The Subcellular Neuropathology of Alzheimer's Disease

阿尔茨海默病的亚细胞神经病理学

• 批准号: 6597900
• 负责人: GUNNAR K GOURAS
• 金额: $ 16.1万
• 依托单位: WEILL MEDICAL COLL OF CORNELL UNIV
• 依托单位国家: 美国
• 财政年份: 2003
• 资助国家: 美国
• 起止时间: 2003-04-01 至 2008-03-30
• 项目状态: 已结题
• 来源: https://reporter.nih.gov/project-details/6597900
• 关键词: Alzheimer's disease; aging; amyloid proteins; enzyme linked immunosorbent assay; fluorescence microscopy; genetically modified animals; immunocytochemistry; immunoelectron microscopy; laboratory mouse; neurofibrillary tangles; neurons; neuropathology; pathologic process; peptides; synapses; tissue /cell culture; western blottings

DESCRIPTION (provided by applicant): Alzheimer's disease (AD) is characterized by the accumulation of 13-amyloid peptides (AI3) in the brain. AI3 is generated intracellularly by the regulated cleavage of the 13-amyloid precursor protein (APP). We propose to study the subcellular site(s) where AI3 peptides localize and accumulate with aging, and how this may initiate AD plaque pathology, in transgenic mice carrying familial AD (FAD) mutations. We have recently found that Al342 localizes to multivesicular bodies (MVBs) especially within AD-vulnerable pyramidal neurons in both normal and AD transgenic mouse, and in rat and human brain, but not in APP knockout mouse brain. Since our previous immunohistochemical studies suggested that intraneuronal AI342 accumulation occurs with Alzheimer's disease, we propose to study brain tissue from AD transgenic mice in the process of developing AI3 plaques for evidence of changes in the amount and subcellular distribution of AI340 and AI342 and various APP fragments, also in distal neuronal processes and synapses, using immuno-electron microscopy and subcellular fractionation methods. We plan to assess the amount and subcellular distribution of AI3 peptides at various ages prior and during the time when plaque deposition is known to occur in the specific transgenic AD mice under study; Tg2576 mice expressing the FAD Swedish 670/671 mutant human APP generally develop AI3 plaques at approximately 11 to 13 months of age.
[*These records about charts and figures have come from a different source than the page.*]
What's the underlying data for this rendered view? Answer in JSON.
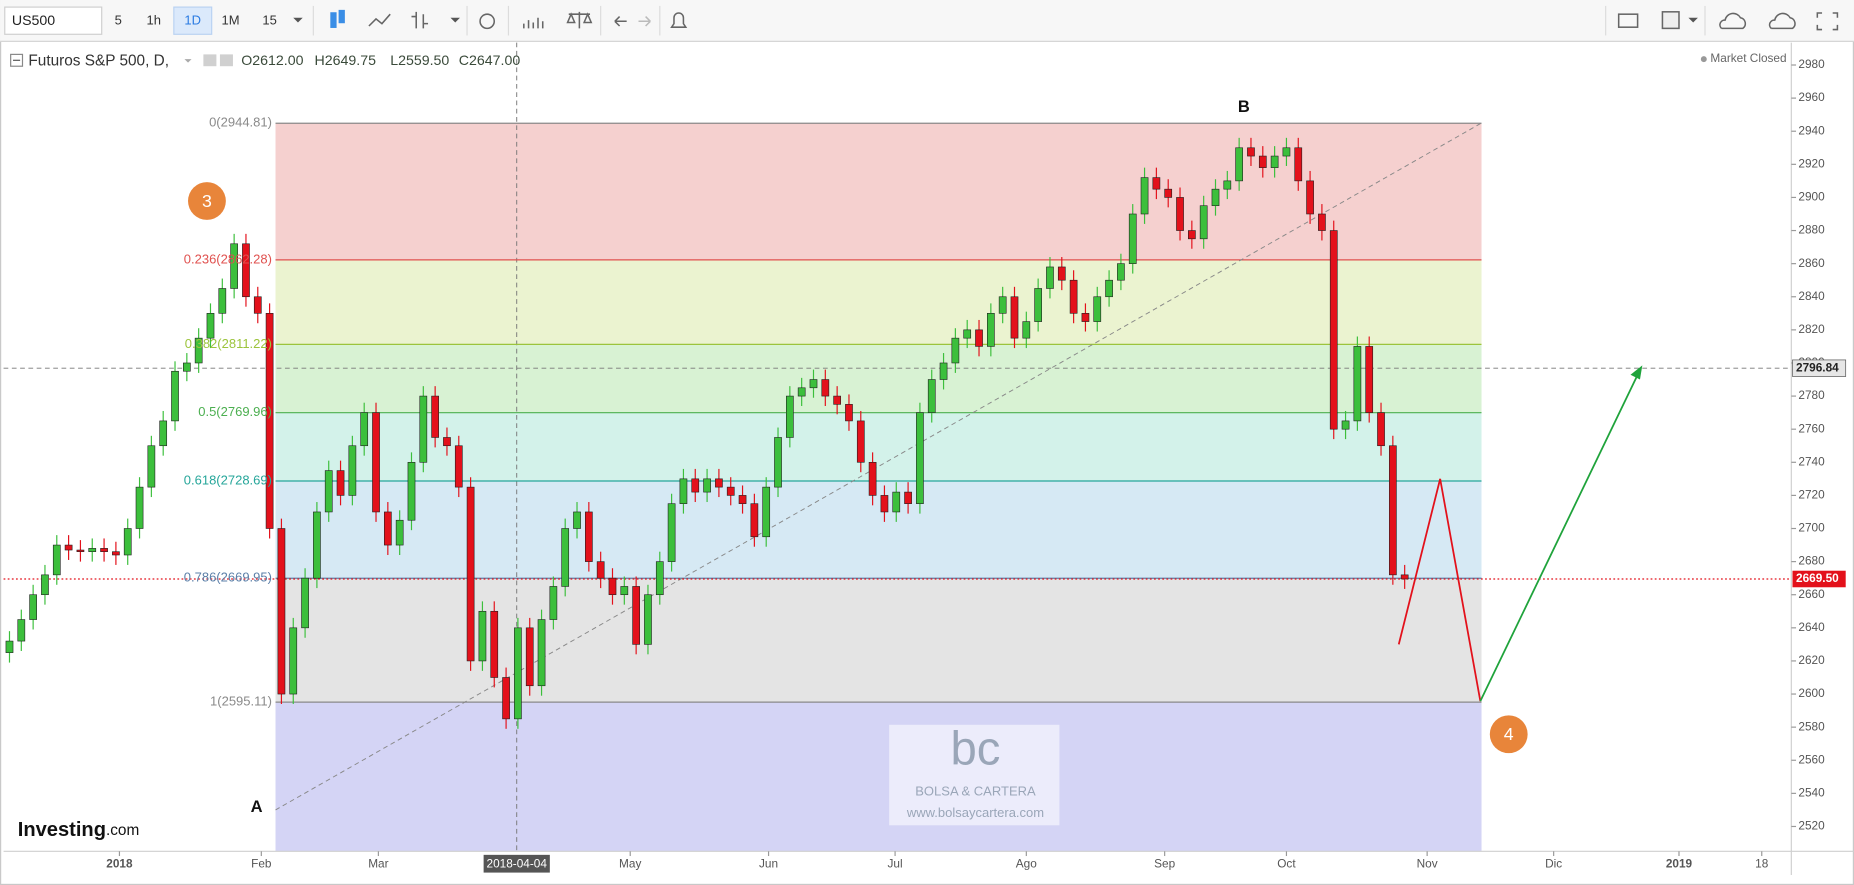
{
  "toolbar": {
    "symbol": "US500",
    "intervals": [
      "5",
      "1h",
      "1D",
      "1M",
      "15"
    ]
  },
  "chart_data": {
    "type": "candlestick",
    "title": "Futuros S&P 500, D,",
    "header_values": [
      "O2612.00",
      "H2649.75",
      "L2559.50",
      "C2647.00"
    ],
    "status": "Market Closed",
    "open": [
      2625,
      2632,
      2645,
      2660,
      2672,
      2690,
      2687,
      2686,
      2688,
      2686,
      2684,
      2700,
      2725,
      2750,
      2765,
      2795,
      2800,
      2815,
      2830,
      2845,
      2872,
      2840,
      2830,
      2700,
      2600,
      2640,
      2670,
      2710,
      2735,
      2720,
      2750,
      2770,
      2710,
      2690,
      2705,
      2740,
      2780,
      2755,
      2750,
      2725,
      2620,
      2650,
      2610,
      2585,
      2640,
      2605,
      2645,
      2665,
      2700,
      2710,
      2680,
      2670,
      2660,
      2665,
      2630,
      2660,
      2680,
      2715,
      2730,
      2722,
      2730,
      2725,
      2720,
      2715,
      2695,
      2725,
      2755,
      2780,
      2785,
      2790,
      2780,
      2775,
      2765,
      2740,
      2720,
      2710,
      2722,
      2715,
      2770,
      2790,
      2800,
      2815,
      2820,
      2810,
      2830,
      2840,
      2815,
      2825,
      2845,
      2858,
      2850,
      2830,
      2825,
      2840,
      2850,
      2860,
      2890,
      2912,
      2905,
      2900,
      2880,
      2875,
      2895,
      2905,
      2910,
      2930,
      2925,
      2918,
      2925,
      2930,
      2910,
      2890,
      2880,
      2760,
      2765,
      2810,
      2770,
      2750,
      2672
    ],
    "high": [
      2638,
      2651,
      2666,
      2678,
      2696,
      2696,
      2693,
      2694,
      2694,
      2692,
      2706,
      2731,
      2756,
      2771,
      2801,
      2806,
      2821,
      2836,
      2851,
      2878,
      2878,
      2846,
      2836,
      2706,
      2646,
      2676,
      2716,
      2741,
      2741,
      2756,
      2776,
      2776,
      2716,
      2711,
      2746,
      2786,
      2786,
      2761,
      2756,
      2731,
      2656,
      2656,
      2616,
      2646,
      2646,
      2651,
      2671,
      2706,
      2716,
      2716,
      2686,
      2676,
      2671,
      2671,
      2666,
      2686,
      2721,
      2736,
      2736,
      2736,
      2736,
      2731,
      2726,
      2721,
      2731,
      2761,
      2786,
      2791,
      2796,
      2796,
      2786,
      2781,
      2771,
      2746,
      2726,
      2728,
      2728,
      2776,
      2796,
      2806,
      2821,
      2826,
      2826,
      2836,
      2846,
      2846,
      2831,
      2851,
      2864,
      2864,
      2856,
      2836,
      2846,
      2856,
      2866,
      2896,
      2918,
      2918,
      2911,
      2906,
      2886,
      2901,
      2911,
      2916,
      2936,
      2936,
      2931,
      2931,
      2936,
      2936,
      2916,
      2896,
      2886,
      2771,
      2816,
      2816,
      2776,
      2756,
      2678
    ],
    "low": [
      2619,
      2626,
      2639,
      2654,
      2666,
      2681,
      2680,
      2680,
      2680,
      2678,
      2678,
      2694,
      2719,
      2744,
      2759,
      2789,
      2794,
      2809,
      2824,
      2839,
      2834,
      2824,
      2694,
      2594,
      2594,
      2634,
      2664,
      2704,
      2714,
      2714,
      2744,
      2704,
      2684,
      2684,
      2699,
      2734,
      2749,
      2744,
      2719,
      2614,
      2614,
      2604,
      2579,
      2579,
      2599,
      2599,
      2639,
      2659,
      2694,
      2674,
      2664,
      2654,
      2654,
      2624,
      2624,
      2654,
      2674,
      2709,
      2716,
      2716,
      2719,
      2714,
      2709,
      2689,
      2689,
      2719,
      2749,
      2774,
      2779,
      2774,
      2769,
      2759,
      2734,
      2714,
      2704,
      2704,
      2709,
      2709,
      2764,
      2784,
      2794,
      2809,
      2804,
      2804,
      2824,
      2809,
      2809,
      2819,
      2839,
      2844,
      2824,
      2819,
      2819,
      2834,
      2844,
      2854,
      2884,
      2899,
      2894,
      2874,
      2869,
      2869,
      2889,
      2899,
      2904,
      2919,
      2912,
      2912,
      2919,
      2904,
      2884,
      2874,
      2754,
      2754,
      2759,
      2764,
      2744,
      2666,
      2663.5
    ],
    "close": [
      2632,
      2645,
      2660,
      2672,
      2690,
      2687,
      2686,
      2688,
      2686,
      2684,
      2700,
      2725,
      2750,
      2765,
      2795,
      2800,
      2815,
      2830,
      2845,
      2872,
      2840,
      2830,
      2700,
      2600,
      2640,
      2670,
      2710,
      2735,
      2720,
      2750,
      2770,
      2710,
      2690,
      2705,
      2740,
      2780,
      2755,
      2750,
      2725,
      2620,
      2650,
      2610,
      2585,
      2640,
      2605,
      2645,
      2665,
      2700,
      2710,
      2680,
      2670,
      2660,
      2665,
      2630,
      2660,
      2680,
      2715,
      2730,
      2722,
      2730,
      2725,
      2720,
      2715,
      2695,
      2725,
      2755,
      2780,
      2785,
      2790,
      2780,
      2775,
      2765,
      2740,
      2720,
      2710,
      2722,
      2715,
      2770,
      2790,
      2800,
      2815,
      2820,
      2810,
      2830,
      2840,
      2815,
      2825,
      2845,
      2858,
      2850,
      2830,
      2825,
      2840,
      2850,
      2860,
      2890,
      2912,
      2905,
      2900,
      2880,
      2875,
      2895,
      2905,
      2910,
      2930,
      2925,
      2918,
      2925,
      2930,
      2910,
      2890,
      2880,
      2760,
      2765,
      2810,
      2770,
      2750,
      2672,
      2669.5
    ],
    "up_color": "#3cbf3c",
    "down_color": "#e3111b",
    "xlim": [
      -0.5,
      150.7
    ],
    "xticks": [
      {
        "value": 9.3,
        "label": "2018"
      },
      {
        "value": 21.3,
        "label": "Feb"
      },
      {
        "value": 31.2,
        "label": "Mar"
      },
      {
        "value": 52.5,
        "label": "May"
      },
      {
        "value": 64.2,
        "label": "Jun"
      },
      {
        "value": 74.9,
        "label": "Jul"
      },
      {
        "value": 86,
        "label": "Ago"
      },
      {
        "value": 97.7,
        "label": "Sep"
      },
      {
        "value": 108,
        "label": "Oct"
      },
      {
        "value": 119.9,
        "label": "Nov"
      },
      {
        "value": 130.6,
        "label": "Dic"
      },
      {
        "value": 141.2,
        "label": "2019"
      },
      {
        "value": 148.2,
        "label": "18"
      }
    ],
    "ylim": [
      2505,
      2990.7
    ],
    "yticks": [
      2520,
      2540,
      2560,
      2580,
      2600,
      2620,
      2640,
      2660,
      2680,
      2700,
      2720,
      2740,
      2760,
      2780,
      2800,
      2820,
      2840,
      2860,
      2880,
      2900,
      2920,
      2940,
      2960,
      2980
    ],
    "last_price": {
      "value": 2669.5,
      "label": "2669.50"
    },
    "crosshair": {
      "x": {
        "value": 42.9,
        "label": "2018-04-04"
      },
      "y": 2796.84
    },
    "fibonacci": {
      "levels": [
        {
          "value": 2944.81,
          "label": "0(2944.81)"
        },
        {
          "value": 2862.28,
          "label": "0.236(2862.28)"
        },
        {
          "value": 2811.22,
          "label": "0.382(2811.22)"
        },
        {
          "value": 2769.96,
          "label": "0.5(2769.96)"
        },
        {
          "value": 2728.69,
          "label": "0.618(2728.69)"
        },
        {
          "value": 2669.95,
          "label": "0.786(2669.95)"
        },
        {
          "value": 2595.11,
          "label": "1(2595.11)"
        }
      ],
      "line_colors": [
        "#8a8a8a",
        "#e0514f",
        "#9cc43c",
        "#4caf50",
        "#26a69a",
        "#5b7fa8",
        "#8a8a8a"
      ],
      "zone_colors": [
        "#f5d0cf",
        "#ebf3d0",
        "#d8f2d3",
        "#d3f2ea",
        "#d6e9f4",
        "#e4e4e4",
        "#d4d4f5"
      ]
    },
    "annotations": [
      "A",
      "B",
      "3",
      "4"
    ]
  },
  "watermark": {
    "logo": "bc",
    "name": "BOLSA & CARTERA",
    "url": "www.bolsaycartera.com"
  },
  "brand": {
    "name": "Investing",
    "suffix": ".com"
  }
}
In addition, we propose to study the neurobiology and regulation of this MVB-associated pool of AI3 in cultured primary neurons, and to investigate for changes in neuronal MVBs with aging and AD pathogenesis. We hypothesize that accumulation, and potentially aggregation, of AI342 with aging on the outer membrane of MVBs may interfere with the normal transport of vital cargo molecules within neuronal processes. A better understanding of the cellular and molecular events occurring within neurons of the brain involved in AD pathogenesis may be important for the development of more effective molecular based treatment strategies for Alzheimer's disease.

描述（由申请人提供）：阿尔茨海默病（AD）的特征在于13-淀粉样肽（AI 3）在脑中的积累。AI 3通过13-淀粉样前体蛋白（APP）的调节切割在细胞内产生。我们建议在携带家族性AD（FAD）突变的转基因小鼠中研究AI 3肽随衰老而定位和积累的亚细胞位点，以及这可能如何启动AD斑块病理学。我们最近发现，Al 342定位于多泡体（MVB），特别是在AD-脆弱的锥体神经元在正常和AD转基因小鼠，大鼠和人脑，但不是在APP敲除小鼠脑。由于我们以前的免疫组织化学研究表明，神经元内AI 342积累发生与阿尔茨海默病，我们建议研究AD转基因小鼠的脑组织在发展AI 3斑块的过程中，AI 340和AI 342以及各种APP片段的数量和亚细胞分布的变化，以及在远端神经元突起和突触中的变化，使用免疫电子显微镜和亚细胞分级分离方法。我们计划评估在研究中的特定转基因AD小鼠中已知发生斑块沉积之前和期间不同年龄段的AI 3肽的量和亚细胞分布;表达FAD Swedish 670/671突变体人APP的Tg 2576小鼠通常在约11至13月龄时形成AI 3斑块。此外，我们建议在培养的原代神经元中研究这种MVB相关的AI 3库的神经生物学和调节，并调查神经元MVB随衰老和AD发病机制的变化。我们推测，随着年龄的增长，AI 342在MVB外膜上的积累和潜在的聚集可能会干扰神经元过程中重要货物分子的正常转运。更好地了解AD发病机制中涉及的脑神经元内发生的细胞和分子事件对于开发更有效的基于分子的阿尔茨海默病治疗策略可能是重要的。